Año de palabras
El comienzo del nuevo año me ha pillado alejado de la red y los ordenadores, pero creo que aún estoy a tiempo de felicitaros el año nuevo. Os deseo un buen año 2008, lleno de muchas lecturas, mucha, muchísima escritura y, sobre todo, mucho que compartir a través de los blogs y las redes sociales. En cuanto a los buenos propósitos de año nuevo, me quedo con los de José Antonio Millán, que no están en su mano, pero tal vez estén en la de todos. En concreto, con los dos siguientes:
que aumente la práctica de la lectura
que haya dispositivos lectores realmente útiles, abiertos y baratos
El primero tal vez sea más difícil, aunque todo es posible y tal vez muchos de los que ahora no leen descubran que leer es una magnífica forma de estar en el mundo. El segundo es una esperanza que abrigo desde hace mucho tiempo.
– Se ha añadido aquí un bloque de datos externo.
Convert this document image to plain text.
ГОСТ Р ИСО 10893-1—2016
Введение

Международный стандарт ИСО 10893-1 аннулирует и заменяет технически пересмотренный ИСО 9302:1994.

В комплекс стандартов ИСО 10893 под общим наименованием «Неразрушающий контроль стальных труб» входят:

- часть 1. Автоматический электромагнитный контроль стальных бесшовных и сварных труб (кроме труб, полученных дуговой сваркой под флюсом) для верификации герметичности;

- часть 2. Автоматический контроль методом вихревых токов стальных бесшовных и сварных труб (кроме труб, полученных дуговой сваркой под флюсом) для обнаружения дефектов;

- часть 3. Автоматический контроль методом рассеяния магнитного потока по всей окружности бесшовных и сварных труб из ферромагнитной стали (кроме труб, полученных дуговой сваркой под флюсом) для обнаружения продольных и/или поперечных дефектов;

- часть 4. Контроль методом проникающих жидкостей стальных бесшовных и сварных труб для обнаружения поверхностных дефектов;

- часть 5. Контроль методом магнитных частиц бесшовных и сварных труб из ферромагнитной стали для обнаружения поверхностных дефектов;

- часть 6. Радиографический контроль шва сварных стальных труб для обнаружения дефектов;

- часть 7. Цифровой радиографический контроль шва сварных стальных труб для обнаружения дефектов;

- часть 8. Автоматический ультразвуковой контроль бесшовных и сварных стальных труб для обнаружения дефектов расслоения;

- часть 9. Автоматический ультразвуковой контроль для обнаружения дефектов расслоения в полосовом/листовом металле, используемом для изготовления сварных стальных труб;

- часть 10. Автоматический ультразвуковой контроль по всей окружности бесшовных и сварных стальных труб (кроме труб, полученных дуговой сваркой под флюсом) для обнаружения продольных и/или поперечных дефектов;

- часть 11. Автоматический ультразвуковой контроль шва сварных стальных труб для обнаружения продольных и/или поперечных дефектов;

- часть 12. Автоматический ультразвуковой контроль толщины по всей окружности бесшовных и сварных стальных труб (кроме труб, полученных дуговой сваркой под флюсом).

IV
Tal vez este sea el año definitivo, el año en que llegue por fin lo que podríamos llamar el ipod de los libros. Como cualquier lector que se precie, nunca abandonaré (lo prometo) los libros de papel, ni me desharé de mi biblioteca (al contrario, intentaré que siga creciendo poco a poco, libro a libro), pero tampoco desprecio la posibilidad de acceder a cualquier libro que necesite o anhele inmediatamente, sin tener que depender de si está agotado o no, si lo van a reeditar o no. Y no me parece que en ello halla contradicción alguna.
En fin, que el 2008 sea un año en el que tengamos más palabras (impresas o digitales) que nunca.